Managed funds reported a slump in investor inflows for the June quarter, according to two research reports.
Morningstar's latest report on asset flows found that managed funds lost $15.4 billion in the June quarter with equity funds taking the biggest hit.
According to Plan for Life data, retail managed funds fell $11.5 billion during the June quarter.
"Downbeat investors have clearly lost confidence in equities, the June quarter marked the eight consecutive quarterly outflow from equity funds," Morningstar fund research analyst Darren Cunneen said.
Major fund managers to lose over the quarter included Perpetual, Platinum Asset Management and Vanguard, the Morningstar report said.
It found that investors pulled just over $1 billion from passive fund manager Vanguard's domestic and international equity funds. Platinum's flagship international fund was hit by $262 million in outflows over the quarter, an ongoing trend that has cost the fund over $1 billion in the past year. Perpetual lost $649.6 million from its domestic and international equity products.
The Plan for Life report also found Perpetual's retail managed funds lost ground.

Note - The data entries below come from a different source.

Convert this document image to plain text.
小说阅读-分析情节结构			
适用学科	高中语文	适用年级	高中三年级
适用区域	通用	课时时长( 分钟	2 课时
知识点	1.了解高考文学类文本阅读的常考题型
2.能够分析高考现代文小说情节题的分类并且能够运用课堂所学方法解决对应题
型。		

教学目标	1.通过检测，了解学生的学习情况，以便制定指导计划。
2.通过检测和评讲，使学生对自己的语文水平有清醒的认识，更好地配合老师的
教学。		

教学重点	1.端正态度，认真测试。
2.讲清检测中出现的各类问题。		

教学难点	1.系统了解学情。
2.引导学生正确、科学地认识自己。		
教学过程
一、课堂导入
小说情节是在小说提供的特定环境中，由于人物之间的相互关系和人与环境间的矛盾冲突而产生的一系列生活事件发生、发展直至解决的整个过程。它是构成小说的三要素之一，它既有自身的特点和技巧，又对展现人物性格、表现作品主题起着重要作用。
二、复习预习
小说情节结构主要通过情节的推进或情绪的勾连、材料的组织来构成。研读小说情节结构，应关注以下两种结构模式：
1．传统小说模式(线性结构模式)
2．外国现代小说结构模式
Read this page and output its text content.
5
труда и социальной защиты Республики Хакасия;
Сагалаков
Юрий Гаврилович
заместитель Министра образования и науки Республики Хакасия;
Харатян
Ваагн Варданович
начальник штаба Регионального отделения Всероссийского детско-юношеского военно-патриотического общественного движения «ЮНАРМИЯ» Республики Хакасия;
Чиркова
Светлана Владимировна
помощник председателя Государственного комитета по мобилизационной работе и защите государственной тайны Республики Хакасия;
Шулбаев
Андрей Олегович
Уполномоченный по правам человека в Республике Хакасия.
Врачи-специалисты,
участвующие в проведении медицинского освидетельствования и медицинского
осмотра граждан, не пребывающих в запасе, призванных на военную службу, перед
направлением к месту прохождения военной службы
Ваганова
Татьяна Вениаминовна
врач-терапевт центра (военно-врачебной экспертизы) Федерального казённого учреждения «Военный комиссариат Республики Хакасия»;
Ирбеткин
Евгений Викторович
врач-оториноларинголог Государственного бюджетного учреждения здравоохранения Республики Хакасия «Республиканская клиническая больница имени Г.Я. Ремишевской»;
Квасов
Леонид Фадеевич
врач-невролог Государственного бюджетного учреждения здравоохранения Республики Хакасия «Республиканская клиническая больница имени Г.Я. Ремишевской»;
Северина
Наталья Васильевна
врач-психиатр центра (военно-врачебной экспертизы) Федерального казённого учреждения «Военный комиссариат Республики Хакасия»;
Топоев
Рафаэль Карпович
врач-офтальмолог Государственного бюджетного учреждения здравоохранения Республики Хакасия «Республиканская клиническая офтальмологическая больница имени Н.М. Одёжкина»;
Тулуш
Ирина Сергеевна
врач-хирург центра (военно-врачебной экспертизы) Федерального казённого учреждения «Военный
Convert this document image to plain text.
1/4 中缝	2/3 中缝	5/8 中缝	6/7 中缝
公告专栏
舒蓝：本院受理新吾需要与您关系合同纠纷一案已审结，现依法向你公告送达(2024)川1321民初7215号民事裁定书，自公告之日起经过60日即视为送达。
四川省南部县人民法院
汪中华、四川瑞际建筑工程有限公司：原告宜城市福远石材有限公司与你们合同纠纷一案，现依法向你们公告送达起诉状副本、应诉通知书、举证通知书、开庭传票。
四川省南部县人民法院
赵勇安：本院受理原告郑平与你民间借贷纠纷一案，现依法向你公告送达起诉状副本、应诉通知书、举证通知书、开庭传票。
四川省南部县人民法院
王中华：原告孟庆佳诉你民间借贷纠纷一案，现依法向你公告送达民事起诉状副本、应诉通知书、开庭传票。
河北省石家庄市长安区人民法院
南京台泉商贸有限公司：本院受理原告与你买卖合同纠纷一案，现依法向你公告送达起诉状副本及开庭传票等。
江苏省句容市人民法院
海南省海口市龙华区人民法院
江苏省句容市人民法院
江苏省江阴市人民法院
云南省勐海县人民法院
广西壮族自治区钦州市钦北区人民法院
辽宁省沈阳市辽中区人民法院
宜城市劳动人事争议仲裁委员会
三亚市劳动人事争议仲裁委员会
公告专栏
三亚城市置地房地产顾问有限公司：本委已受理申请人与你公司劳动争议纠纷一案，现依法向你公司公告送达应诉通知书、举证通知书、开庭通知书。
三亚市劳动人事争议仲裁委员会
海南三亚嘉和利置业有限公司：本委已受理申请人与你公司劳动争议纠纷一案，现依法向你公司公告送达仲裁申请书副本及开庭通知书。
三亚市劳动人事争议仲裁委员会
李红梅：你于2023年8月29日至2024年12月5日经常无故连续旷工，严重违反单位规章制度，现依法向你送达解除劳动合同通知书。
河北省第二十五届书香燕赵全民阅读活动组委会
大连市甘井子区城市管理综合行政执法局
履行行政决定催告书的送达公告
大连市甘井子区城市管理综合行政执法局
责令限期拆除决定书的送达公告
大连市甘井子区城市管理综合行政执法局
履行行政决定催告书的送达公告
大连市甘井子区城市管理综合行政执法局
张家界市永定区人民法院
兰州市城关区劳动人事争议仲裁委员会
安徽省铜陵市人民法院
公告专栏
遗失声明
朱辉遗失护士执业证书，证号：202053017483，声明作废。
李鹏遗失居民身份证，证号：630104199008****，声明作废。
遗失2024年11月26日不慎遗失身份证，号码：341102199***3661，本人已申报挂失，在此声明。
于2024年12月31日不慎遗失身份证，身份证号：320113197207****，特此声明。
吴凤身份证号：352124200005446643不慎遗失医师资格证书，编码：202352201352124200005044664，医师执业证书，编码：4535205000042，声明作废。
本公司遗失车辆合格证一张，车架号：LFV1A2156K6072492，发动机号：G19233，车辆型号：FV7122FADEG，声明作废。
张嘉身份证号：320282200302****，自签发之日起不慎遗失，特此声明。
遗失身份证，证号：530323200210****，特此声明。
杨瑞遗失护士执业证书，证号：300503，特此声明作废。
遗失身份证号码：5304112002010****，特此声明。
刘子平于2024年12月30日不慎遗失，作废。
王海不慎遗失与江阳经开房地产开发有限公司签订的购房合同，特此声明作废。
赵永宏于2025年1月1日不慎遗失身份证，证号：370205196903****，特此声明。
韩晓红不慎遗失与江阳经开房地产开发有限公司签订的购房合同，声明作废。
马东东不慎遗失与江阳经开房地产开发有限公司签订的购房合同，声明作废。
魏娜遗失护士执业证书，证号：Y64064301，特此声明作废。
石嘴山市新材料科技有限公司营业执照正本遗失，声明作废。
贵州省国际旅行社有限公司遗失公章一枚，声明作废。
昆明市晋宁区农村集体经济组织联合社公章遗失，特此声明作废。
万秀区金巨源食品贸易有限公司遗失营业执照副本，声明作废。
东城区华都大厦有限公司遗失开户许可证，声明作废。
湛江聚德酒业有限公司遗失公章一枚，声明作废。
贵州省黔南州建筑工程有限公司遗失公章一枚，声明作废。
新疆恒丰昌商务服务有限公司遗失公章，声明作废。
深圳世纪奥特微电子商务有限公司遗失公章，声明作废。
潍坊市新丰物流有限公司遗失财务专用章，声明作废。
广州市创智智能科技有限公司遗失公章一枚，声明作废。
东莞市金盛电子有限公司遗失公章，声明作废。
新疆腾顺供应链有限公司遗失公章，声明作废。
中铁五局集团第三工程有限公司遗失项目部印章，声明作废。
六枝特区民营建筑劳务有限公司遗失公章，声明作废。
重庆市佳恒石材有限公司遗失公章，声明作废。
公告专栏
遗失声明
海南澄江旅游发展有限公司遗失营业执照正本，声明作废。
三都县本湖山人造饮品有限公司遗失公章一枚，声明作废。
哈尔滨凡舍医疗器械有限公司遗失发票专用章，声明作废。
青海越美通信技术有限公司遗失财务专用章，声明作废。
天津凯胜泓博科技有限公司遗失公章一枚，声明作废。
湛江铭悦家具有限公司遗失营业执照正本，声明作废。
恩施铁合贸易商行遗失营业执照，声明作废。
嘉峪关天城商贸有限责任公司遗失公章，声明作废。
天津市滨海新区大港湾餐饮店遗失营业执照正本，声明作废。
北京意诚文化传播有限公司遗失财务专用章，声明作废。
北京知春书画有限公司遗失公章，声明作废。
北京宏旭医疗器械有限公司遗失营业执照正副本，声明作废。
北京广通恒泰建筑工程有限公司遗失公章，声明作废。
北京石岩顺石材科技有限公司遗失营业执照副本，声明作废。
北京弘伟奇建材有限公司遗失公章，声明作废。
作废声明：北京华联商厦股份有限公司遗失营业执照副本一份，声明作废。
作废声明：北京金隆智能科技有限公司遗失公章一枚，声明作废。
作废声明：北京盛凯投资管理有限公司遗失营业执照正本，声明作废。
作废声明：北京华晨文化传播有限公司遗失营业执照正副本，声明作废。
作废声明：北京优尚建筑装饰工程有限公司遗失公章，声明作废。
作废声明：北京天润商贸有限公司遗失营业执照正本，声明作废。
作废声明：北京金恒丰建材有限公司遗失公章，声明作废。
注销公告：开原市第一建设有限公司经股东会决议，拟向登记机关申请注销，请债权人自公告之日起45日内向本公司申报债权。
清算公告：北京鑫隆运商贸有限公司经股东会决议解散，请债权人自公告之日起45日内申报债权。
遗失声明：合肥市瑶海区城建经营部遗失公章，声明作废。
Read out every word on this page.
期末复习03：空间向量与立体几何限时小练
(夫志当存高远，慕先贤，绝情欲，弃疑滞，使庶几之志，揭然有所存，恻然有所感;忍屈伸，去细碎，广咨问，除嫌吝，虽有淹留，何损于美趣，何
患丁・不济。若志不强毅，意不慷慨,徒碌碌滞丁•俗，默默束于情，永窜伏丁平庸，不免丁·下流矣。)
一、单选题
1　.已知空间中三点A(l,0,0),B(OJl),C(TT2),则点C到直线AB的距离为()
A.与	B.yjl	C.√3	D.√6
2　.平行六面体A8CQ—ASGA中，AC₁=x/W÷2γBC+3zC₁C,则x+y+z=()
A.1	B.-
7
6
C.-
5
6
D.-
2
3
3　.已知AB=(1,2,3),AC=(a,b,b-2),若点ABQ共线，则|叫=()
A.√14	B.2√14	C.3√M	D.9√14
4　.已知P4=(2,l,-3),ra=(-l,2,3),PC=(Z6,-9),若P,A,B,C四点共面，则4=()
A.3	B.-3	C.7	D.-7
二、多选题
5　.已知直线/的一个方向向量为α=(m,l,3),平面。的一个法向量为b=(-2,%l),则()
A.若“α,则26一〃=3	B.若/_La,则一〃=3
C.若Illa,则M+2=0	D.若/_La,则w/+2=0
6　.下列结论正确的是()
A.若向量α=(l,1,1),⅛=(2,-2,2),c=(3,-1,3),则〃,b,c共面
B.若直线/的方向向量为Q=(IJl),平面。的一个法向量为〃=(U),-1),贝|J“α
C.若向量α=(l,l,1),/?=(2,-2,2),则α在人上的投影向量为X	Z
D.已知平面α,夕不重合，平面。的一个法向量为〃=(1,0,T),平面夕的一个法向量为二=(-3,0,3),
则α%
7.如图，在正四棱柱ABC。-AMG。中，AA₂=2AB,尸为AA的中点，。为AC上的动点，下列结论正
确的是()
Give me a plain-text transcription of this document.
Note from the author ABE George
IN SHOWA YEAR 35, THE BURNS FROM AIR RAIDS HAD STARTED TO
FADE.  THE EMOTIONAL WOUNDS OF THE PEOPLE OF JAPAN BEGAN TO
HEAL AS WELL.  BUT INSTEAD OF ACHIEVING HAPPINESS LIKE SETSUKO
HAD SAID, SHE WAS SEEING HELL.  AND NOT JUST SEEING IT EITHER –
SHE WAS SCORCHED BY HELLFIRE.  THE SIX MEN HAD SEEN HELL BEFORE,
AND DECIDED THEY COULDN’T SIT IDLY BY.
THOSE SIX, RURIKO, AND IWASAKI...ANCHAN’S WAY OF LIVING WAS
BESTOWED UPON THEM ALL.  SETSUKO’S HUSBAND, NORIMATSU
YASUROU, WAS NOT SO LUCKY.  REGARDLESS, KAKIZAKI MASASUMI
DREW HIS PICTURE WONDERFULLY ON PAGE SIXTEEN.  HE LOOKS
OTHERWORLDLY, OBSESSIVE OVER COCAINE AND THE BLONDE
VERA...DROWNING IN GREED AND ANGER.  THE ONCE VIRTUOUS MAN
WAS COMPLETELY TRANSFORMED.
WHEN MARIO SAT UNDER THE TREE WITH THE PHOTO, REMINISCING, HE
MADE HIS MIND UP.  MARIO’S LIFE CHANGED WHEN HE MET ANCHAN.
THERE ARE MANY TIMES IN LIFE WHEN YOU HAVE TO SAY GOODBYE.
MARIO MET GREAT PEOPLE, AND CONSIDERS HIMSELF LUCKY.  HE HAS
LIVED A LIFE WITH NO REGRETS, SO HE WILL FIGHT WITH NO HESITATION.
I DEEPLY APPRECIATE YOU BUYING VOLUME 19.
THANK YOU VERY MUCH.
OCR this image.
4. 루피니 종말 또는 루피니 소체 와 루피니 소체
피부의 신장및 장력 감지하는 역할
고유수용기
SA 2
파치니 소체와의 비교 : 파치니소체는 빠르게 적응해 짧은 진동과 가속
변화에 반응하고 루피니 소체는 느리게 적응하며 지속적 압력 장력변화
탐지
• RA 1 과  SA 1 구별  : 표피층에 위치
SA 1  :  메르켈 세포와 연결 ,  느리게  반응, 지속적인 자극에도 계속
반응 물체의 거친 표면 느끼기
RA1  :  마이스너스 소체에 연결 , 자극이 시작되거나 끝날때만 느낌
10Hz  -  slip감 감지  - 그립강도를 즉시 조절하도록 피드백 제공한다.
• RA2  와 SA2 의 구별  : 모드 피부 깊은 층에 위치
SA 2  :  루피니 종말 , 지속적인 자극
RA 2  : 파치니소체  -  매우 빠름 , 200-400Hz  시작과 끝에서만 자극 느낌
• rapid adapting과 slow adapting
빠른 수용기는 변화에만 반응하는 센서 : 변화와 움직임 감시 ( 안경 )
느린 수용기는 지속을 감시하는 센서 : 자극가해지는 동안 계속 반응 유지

Perpetual experienced a 7.8 per cent fall, followed by National Australia Bank/MLC (-5.5 per cent), OnePath Australia (-5.4 per cent) and Macquarie (-4.4 per cent), it said.
Despite a number of major managers experiencing significant outflows, it was not all negative.
Boutique manager Magellan secured $183 million of inflows into its global equity fund over the quarter, the Morningstar report found. Magellan has now secured $510.6 million in inflows over the year.
RARE Infrastructure also secured additional inflows over the quarter, having attracted the largest flows in its asset class, according to Morningstar's data.
Plan for Life found that only BT Financial Group reported any growth in funds under management, with the retail manager reporting a 2 per cent lift in its managed funds while Mercer reported little change (-0.2 per cent). Commonwealth/Colonial (-2.1 per cent) and AMP (-2.5 per cent) reported slight falls.
Meanwhile, Morningstar's report found that compulsory superannuation flows kept investment managers afloat, with superannuation funds pouring $6.94 billion into investment managers.
"The ongoing influx of capital from compulsory superannuation monies continued to veil weak demand from the general investing public," Cunneen said.
"Sizeable superannuation inflows cushioned the blow for fund managers struggling with lacklustre flows from other sources."